Vous êtes un passionné de synthèse d’images. Que cherchez-vous dans ces mondes virtuels ?

J’ai toujours été fasciné par l’idée de participer à la fabrication du monde qui m’entoure, de construire des mondes virtuels, de les explorer de manière interactive. Créer des  jeux vidéo était mon hobby avant que cela n’inspire mon travail de recherche. Mon objectif a toujours été de concevoir ces mondes aussi facilement que possible, tout en produisant des images riches en détails. Jusqu’en 2010 quand j’ai rejoint l’équipe Alice à Nancy, j’améliorais les textures utilisées dans les images de synthèse : ces images qui donnent l’illusion des différents matériaux des objets, par exemple du bois ou du marbre. Plus précisément, depuis ma thèse à Inria Grenoble, au cours de mon postdoctorat chez Microsoft Research aux États-Unis, puis dans le cadre de l’équipe Reves de Sophia-Antipolis, nous développions des méthodes de « synthèse de textures à partir d’exemples ».

De quoi s’agit-il ?

Au lieu de proposer des outils pour peindre des textures, ces méthodes tirent parti d’algorithmes capables de générer des textures qui ressemblent à un échantillon donné, et de les reproduire à grande échelle. J’ai d’abord travaillé sur des textures stochastiques, comme le sont la plupart des matériaux à imiter. Depuis 2009, je me suis intéressé aux textures structurées, telles que les façades d’immeubles avec des agencements répétitifs de fenêtres, les portes avec leur dessin spécifique, les grilles de ferronnerie, etc. Ces textures, produites par les artistes des studios graphiques à partir de photos retouchées demandent des heures de travail répétitif, pour concevoir des villes entières en adaptant échelles des façades, formes des portes... Notre algorithme est capable de générer ces différentes versions à partir d’un seul exemple. Il donne déjà de bons résultats.

Comment êtes-vous passé de la texture à la géométrie ?
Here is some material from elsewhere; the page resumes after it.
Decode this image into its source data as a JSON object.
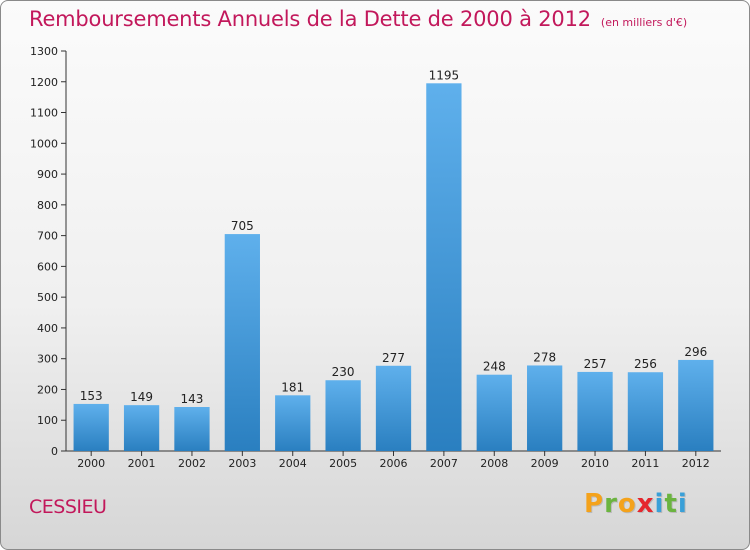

L’idée est simple : la géométrie est par définition structurée, comme les textures sur lesquelles je travaillais. De la même façon que nous reproduisions différentes textures structurées à partir d’exemples, j’ai eu l’idée de reproduire différentes géométries d’objets : un banc de style Louis XV à partir d’une chaise Louis XV. Avec cette synthèse d’objets à partir d’exemples, on peut s’inspirer de tout type d’objets de la vie courante, que ce soient des meubles, de la vaisselle ou même des escaliers, des rambardes… On pourra bien sûr utiliser ces méthodes de conception dans les jeux vidéo. Mais mon projet ERC est plus ambitieux. Partant du constat que les imprimantes 3D, qui se démocratisent, permettent à tout un chacun de fabriquer des objets très simplement, je veux concevoir les méthodes algorithmiques pour créer automatiquement de nouveaux objets respectant un style. Ces objets ne seront pas des décors de cinéma mais de vrais objets : on devra pouvoir les utiliser dans la vie de tous les jours.
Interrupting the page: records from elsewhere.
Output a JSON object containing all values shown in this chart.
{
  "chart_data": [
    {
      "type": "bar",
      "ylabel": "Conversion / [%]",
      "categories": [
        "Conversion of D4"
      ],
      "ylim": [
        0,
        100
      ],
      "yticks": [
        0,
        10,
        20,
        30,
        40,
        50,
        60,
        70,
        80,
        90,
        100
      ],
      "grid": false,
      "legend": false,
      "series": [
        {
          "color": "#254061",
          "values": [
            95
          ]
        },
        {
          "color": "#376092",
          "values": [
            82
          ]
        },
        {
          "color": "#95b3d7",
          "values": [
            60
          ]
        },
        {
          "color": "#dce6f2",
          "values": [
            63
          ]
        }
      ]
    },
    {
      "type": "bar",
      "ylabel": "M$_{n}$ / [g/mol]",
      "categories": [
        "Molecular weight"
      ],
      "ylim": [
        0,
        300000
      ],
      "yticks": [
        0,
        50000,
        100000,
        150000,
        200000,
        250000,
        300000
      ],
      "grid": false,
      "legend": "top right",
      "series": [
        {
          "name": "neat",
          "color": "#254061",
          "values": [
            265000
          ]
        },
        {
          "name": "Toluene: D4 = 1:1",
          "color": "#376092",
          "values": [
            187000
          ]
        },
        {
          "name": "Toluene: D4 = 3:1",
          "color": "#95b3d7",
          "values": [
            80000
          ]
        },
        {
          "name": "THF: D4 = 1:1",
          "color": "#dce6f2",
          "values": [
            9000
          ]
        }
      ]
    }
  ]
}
C’est un véritable retour du monde virtuel au monde réel ?

Exactement. De plus en plus de méthodes de conception et fabrication d’objets jusqu’alors réservées aux designers professionnels deviennent disponibles pour le grand public. Ce nouveau pont entre le virtuel et le réel devrait avoir un impact important sur nos vies quotidiennes. Mon but est de créer une équipe de premier plan en Europe autour de cette thématique.

ShapeForge : un défi scientifique et algorithmique

La principale difficulté de ce projet consiste à combiner des approches de natures très différentes : les algorithmes issus de l’informatique graphique qui permettent de construire formes et textures à partir d’exemples avec des méthodes d’optimisation numérique qui devront s’assurer que l’objet réel respecte bien la fonction qu’on lui attribue. Ainsi pour fabriquer un banc Louis XV à partir d’une chaise Louis XV, il faut non seulement capturer l’apparence de l’exemple mais aussi formaliser les caractéristiques d’un banc (la surface plane de son assise, ses dimensions, la hauteur de l’assise) ainsi que ses propriétés mécaniques pour s’assurer de sa solidité. Il s’agit ensuite de trouver parmi toutes les formes que l’on peut produire à partir du seul exemple celle qui respecte au mieux les différents objectifs. Le tout suffisamment rapidement pour permettre à l’utilisateur d’interagir avec le système. Le passage du virtuel au réel est un sacré défi scientifique et algorithmique !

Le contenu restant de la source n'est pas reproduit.